It has been at least 2 weeks since I last put out an update, I try not to bombard you with Covid related stuff, like you I too am fed up of it !! , but below are a couple of important developments so persevere with me, I will try to be brief without missing out the salient points.
CJRS compliance and other problems
HMRC is sending compliance letters to certain employers about the claims they have made under the CJRS.
A compliance letter will be triggered where employer has apparently made a claim for ineligible employees, or a claim has been miscalculated.
HMRC has said that it will focus on fraudulent claims and not on cases where the employer has made an innocent error.

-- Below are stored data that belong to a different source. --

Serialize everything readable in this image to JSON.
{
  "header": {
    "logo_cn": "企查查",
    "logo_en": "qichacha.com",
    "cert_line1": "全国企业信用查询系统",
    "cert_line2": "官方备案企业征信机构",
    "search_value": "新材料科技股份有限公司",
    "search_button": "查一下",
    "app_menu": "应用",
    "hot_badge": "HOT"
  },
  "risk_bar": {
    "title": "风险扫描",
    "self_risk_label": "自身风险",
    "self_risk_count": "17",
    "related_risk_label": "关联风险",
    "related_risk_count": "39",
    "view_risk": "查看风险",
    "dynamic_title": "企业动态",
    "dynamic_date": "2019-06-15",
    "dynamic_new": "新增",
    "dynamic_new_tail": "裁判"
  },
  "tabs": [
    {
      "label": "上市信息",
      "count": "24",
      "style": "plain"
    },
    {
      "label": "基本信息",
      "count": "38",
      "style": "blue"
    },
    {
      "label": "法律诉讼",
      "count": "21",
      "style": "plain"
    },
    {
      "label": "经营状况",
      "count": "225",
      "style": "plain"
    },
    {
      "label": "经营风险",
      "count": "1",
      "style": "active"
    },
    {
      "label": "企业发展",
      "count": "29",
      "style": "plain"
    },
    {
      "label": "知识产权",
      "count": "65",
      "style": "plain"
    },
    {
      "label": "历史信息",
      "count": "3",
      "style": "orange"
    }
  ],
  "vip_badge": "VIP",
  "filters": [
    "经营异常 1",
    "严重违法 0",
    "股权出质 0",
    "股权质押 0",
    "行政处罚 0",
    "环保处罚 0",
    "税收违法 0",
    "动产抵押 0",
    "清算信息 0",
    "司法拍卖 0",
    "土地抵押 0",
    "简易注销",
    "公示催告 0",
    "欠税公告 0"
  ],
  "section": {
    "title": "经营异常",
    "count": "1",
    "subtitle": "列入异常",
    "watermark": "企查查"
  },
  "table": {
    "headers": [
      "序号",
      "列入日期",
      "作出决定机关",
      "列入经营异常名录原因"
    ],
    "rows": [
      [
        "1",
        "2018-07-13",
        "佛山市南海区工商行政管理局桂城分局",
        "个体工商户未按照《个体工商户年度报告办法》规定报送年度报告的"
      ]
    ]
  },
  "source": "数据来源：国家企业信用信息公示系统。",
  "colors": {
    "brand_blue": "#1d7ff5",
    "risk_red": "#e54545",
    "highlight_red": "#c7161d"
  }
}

However, the difference between a genuine mistake and an apparent fraud may not be discernible to the HMRC computer without further investigation.
There are penalties for submitting an excessive CJRS claim, as set out in Notice CC/FS48. The penalty is not applied if the over-claim is corrected within the later of;
90 days from the receipt of the grant, and 20 October 2020.
There are no penalties for submitting an inaccurate CJRS claim which resulted in a grant that was lower than the employer was entitled to.
Where employers are making CJRS claims for 100 or more employees at one time they can submit the data on a spreadsheet. HMRC provides a template for this purpose. The HMRC guidance says that files submitted as .xls .csv and .ods are all acceptable, but recently the .xls files have been rejected. If you get an error message submitting an .xls file, convert it to .cvs and resubmit it, ask us if you need help
Planning the moving date
The property market is starting to fizz again in some parts of the country, as pent-up demand built up during the lock-down is released. If you are planning to move home, you should be aware of the nine-month rule.
For disposals made on or after 6 April 2020, only the last nine months of ownership can be deemed to be a period of occupation, so that portion of the gain qualifies for CGT main residence relief. This “final period” was previously 18 months, and it is still 36 months where the owner or spouse has moved into residential care, or is disabled.
You may be tempted to move into your new home before the old one is sold, but that could leave the gain on the old home exposed to CGT, if the delay in selling the old home exceeds nine months. However, where contracts have already been exchanged to acquire the new home, the gain arising on that property could theoretically be exposed to CGT if the delay to taking up residence is extensive.
The solution is found in TCGA 1992, s 223ZA, which legislates concession D49 with effect from 6 April 2020. Where the delay in moving into a property is due to construction of the building, renovations to the building, or a delay in selling the taxpayer’s previous residence, that delay can be a deemed period of occupation where it doesn’t exceed 24 months.
It may be better to delay the move into the new home, if the sale of the old home falls through and the whole marketing process has to start from scratch.
Where the family are concurrently occupying both homes, say the children are at the new residence in order to start new schools, don’t forget to make an election as to which home is considered to be the main residence.
That’s it for this week…unless tomorrow brings the unexpected !
Stay calm…live brilliantly…and do at least 3 important or kind things each day!
The information contained in this article is for general information purposes only and does not constitute advice, Whilst we endeavour to keep the information up-to-date and correct, we make no representations or warranties of any kind, express or implied, about the completeness, accuracy, reliability, suitability for a particular purpose. We recommend that professional advise should be taken from a suitably qualified expert before undertaking any action.